La distinction entre le navire de guerre et le navire de commerce ne fut pas dans le principe aussi tranchée qu’elle l’est aujourd’hui. Le commerce se faisait au XVIe siècle à main armée, et la course était une industrie des plus répandues. Les ordonnances de François Ier et de Henri II nous peuvent encore donner une idée de ce qu’étaient ces armemens dont les navires de Jean Ango sont restés le type un peu légendaire. Des particuliers s’associaient et obtenaient « congé de l’amiral de faire sortir un bâtiment du port pour aller faire la guerre aux ennemis. » Le bourgeois du navire fournissait le vaisseau d’artillerie, de boulets, de plomb, de cuirs verts, d’avirons, de piques, d’arbalètes[1], de compas et de lignes à sonder. L’avitailleur se chargeait de l’approvisionner de vivres, de poudre, de lances à feu, de lanternes et de gamelles. Le quart du butin appartenait à ces deux associés, le dixième à l’amiral, le reste aux compagnons de guerre, c’est-à-dire à l’équipage, soldats ou matelots.

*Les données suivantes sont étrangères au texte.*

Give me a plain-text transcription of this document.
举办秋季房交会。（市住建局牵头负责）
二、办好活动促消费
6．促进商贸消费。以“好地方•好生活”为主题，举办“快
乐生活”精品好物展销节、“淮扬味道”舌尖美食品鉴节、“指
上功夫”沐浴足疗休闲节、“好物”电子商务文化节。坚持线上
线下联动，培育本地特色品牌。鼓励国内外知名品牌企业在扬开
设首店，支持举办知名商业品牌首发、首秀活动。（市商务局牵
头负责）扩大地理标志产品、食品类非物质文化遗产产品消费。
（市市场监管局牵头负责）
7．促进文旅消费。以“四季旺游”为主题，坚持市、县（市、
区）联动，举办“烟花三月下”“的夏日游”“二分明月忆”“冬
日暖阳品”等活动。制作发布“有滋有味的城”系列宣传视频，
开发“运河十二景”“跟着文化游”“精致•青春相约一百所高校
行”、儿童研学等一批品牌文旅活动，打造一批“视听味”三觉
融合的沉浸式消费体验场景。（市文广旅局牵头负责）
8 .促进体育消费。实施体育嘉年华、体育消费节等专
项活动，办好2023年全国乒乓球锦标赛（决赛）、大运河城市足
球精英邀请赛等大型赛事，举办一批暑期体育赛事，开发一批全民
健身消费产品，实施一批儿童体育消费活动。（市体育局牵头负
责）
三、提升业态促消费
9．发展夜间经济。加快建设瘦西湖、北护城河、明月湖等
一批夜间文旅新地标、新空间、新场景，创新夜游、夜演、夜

De la course à la piraterie, en ces temps troublés, il n’y avait qu’un pas. Aussi fut-il ordonné en 1543 que « de toutes les prises faites en mer, deux ou trois prisonniers au moins, des plus apparens, seraient amenés devers l’amiral, son vice-amiral ou son lieutenant, afin, si la prise avait été bien faite, de la déclarer telle, sinon de la restituer à ses légitimes possesseurs. » Il fallut prendre également des mesures pour prévenir le pillage et la fraude de la part des compagnons de guerre. Ces bandits, à la fois sacrilèges et parjures, ne craignaient pas de faire venir un prêtre et de prêter serment en sa présence, sur le pain, sur le vin, sur le sel, de ne rien révéler de tout ce qu’ils pourraient dérober à bord des prises. L’autorité royale édicta contre cet abus les peines les plus sévères. Elle dut s’occuper à la même époque de mettre un terme « à ces mutinations et querelles » par lesquelles les équipages contraignaient si souvent les capitaines « à se soumettre à leur simple vouloir. » Le roi Henri II autorisa, en pareille circonstance, l’emploi des moyens les plus énergiques. Il voulut que les capitaines « restassent les plus forts. » Sur l’avis de sept « des principaux du navire, » la seule vérité du fait étant connue, la sentence était prononcée, et, fût-ce sentence de mort, elle était exécutée sur-le-champ. Il n’y avait à cette époque, on le comprendra sans peine, que des âmes fortement trempées qui pussent affronter ce qu’on appelait déjà, mais avec infiniment plus de raison qu’aujourd’hui, les hasards de la mer. La famine, la peste, le naufrage, étaient les épreuves habituelles de la plupart des expéditions. Quelque sédition grondait toujours au sein des équipages ; on n’attendait pas de quartier de l’ennemi, on ne songeait pas à lui en faire. Telle fut la marine au XVIe siècle, la marine des gueux de mer, des corsaires normands et des aventuriers anglais.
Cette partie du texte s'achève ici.